I hope you don’t mind but we’ve taken some time to reply to your short message.
It’s really not that simple for people to make arrangements to return to their country of origin and often there’s various reasons why they can’t. Here are some of the most common ones:
1. They may need some time to realise that they do not have a legal case to stay in the UK. Often the letter saying that they have been refused arrives in the same post as the one telling them they have only 21 days to leave their home and then their NASS benefits will be stopped. Often people find it difficult to make serious decisions about returning to countries they might not have lived in for several years in that short period of time especially when they are worrying about where they are going to stay or how they are going to eat. So probably would you.
2. People need the permission of the Home Office to return to their country of origin. They may have a disputed nationality so the Home Office won’t give them travel documents to return to their country. Or their family back home may have fled their original country and the Home Office won’t allow them to return to that new country. They need somewhere to stay while they work out what to do.

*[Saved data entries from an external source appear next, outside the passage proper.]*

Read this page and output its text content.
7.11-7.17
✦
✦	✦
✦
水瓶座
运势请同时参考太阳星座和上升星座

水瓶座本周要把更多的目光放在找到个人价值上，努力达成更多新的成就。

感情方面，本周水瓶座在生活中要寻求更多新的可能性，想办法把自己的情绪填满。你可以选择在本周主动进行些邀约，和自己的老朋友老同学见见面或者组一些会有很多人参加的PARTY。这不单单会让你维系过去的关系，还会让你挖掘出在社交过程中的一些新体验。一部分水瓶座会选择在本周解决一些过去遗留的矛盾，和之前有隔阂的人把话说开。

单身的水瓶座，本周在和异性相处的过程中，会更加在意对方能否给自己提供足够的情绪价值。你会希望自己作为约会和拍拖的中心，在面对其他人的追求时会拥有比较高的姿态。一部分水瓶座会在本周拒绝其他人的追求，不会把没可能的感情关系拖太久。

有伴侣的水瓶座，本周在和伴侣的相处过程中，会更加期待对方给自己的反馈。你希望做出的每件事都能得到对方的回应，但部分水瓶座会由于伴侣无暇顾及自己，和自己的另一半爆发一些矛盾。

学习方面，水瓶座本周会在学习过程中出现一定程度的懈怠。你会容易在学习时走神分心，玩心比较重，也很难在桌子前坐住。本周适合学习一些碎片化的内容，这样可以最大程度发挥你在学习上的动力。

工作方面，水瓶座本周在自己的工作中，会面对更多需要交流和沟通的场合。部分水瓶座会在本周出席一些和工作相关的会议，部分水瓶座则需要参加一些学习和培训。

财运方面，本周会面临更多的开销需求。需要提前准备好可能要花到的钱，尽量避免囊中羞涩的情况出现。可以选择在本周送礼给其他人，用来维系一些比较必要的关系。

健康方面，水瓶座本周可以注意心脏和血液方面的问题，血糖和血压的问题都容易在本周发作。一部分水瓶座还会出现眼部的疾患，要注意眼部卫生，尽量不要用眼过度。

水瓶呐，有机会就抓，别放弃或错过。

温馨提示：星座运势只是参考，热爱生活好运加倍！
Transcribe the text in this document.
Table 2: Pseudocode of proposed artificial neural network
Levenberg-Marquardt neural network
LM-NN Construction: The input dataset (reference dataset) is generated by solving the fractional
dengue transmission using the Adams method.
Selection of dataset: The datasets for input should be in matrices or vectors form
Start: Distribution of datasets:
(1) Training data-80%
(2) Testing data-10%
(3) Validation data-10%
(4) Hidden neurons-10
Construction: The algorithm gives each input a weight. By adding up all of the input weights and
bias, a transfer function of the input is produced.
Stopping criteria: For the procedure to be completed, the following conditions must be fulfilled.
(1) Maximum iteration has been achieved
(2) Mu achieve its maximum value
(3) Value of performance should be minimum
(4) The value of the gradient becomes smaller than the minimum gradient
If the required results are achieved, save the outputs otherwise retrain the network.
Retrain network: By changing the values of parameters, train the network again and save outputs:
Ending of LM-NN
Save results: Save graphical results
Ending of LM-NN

3. On average the Home Office are routinely wrong in 1 in 5 cases according to the number of successful appeals in the AIT. It’s not uncommon for the Home Office to make a mistake in the asylum case and many people have to make multiple applications before they are successful The person may need somewhere to stay while they wait on fresh evidence to show the mistake, or on an advocate to decide whether there are legal grounds to take the case to judicial review.
4. Alternatively the person may have made a mistake themselves at the beginning of their asylum case. Most people do not get any significant legal advice before claiming asylum or before the substantive interview that the Home Office base most of their asylum decisions on. Most people do not understand the process and do not prepare properly for the interview. They often need to get fresh evidence and this can take time before they can make a new application or fresh submission especially if they come from a war torn country.
5. It takes time for the UK’s asylum process to respond to crises and emergencies in other countries so for example the Home Office and the tribunals were saying it was perfectly safe for people to return to Syria for up to a year after the bloody civil war had started. Similarly Home Office Guidance on the Rohingya Muslims in Myanmar was only published in November 2017 despite the refugee crisis starting over a year before. Quite often people will be advised by their legal representatives to wait for the courts and tribunals to change their policies on different countries.
These are just some of the reasons why people end up at the night shelter. We operate as a safety net for those men who have serious reasons for not returning to their country of origin but are not allowed to work to support themselves and cannot claim benefits.
Unlike people who are British or European (incidentally that’s not the same as people born here) the men staying at the night shelter cannot access normal homeless services as they cannot claim housing benefit. Being born in the UK does not mean you won’t be blocked from homelss services or getting a national insurance number, by the way, as at least one of your parents has to be British before you can claim British citizenship and get benefits.
This is a serious gap in the existing homeless services and that is why we started the night shelter as there was a significant number of people being forced to sleep rough in Glasgow and excluded from getting support. Over half the people sleeping rough in Glasgow are likely to be foreign migrants who have been stopped from accessing homeless services.
The fact that many people are prepared to sleep rough and turn to charities as their only source of food and clothing only goes to show exactly how difficult it is for some people to return to their country of origin. The men staying at the night shelter have no option but to be there. It is not a soft option – they have no choice. The night shelter is only one step above sleeping rough.
Incidentally most people claiming asylum are already in the UK on another visa – as tourists or students or as workers. Almost all people now make ‘in-county’ applications for asylum i.e. after they have arrived in the UK. What that means is that they are already in the UK for another reason when they decide they cannot return to their country of origin. It is part of the 1951 Geneva Convention that anyone can make an asylum application if they think their have a real risk of persecution in their country of origin.
Research is quite clear that most people come to Britain not because they think they will get the best benefits (in fact benefits are better in some other EU countries) but because they believe (rightly or wrongly) they will get a fair hearing and will be treated justly here. This is the main reason for why many people come to the UK for protection.
I hope this explains why it is not so easy for the men staying at the night shelter to just “go home” John. Put yourself in their shoes for a moment and realise that it is not easy to stay at the night shelter and that they wouldn’t do it if they didn’t need to.
All the best
Hope you are never in the same situation.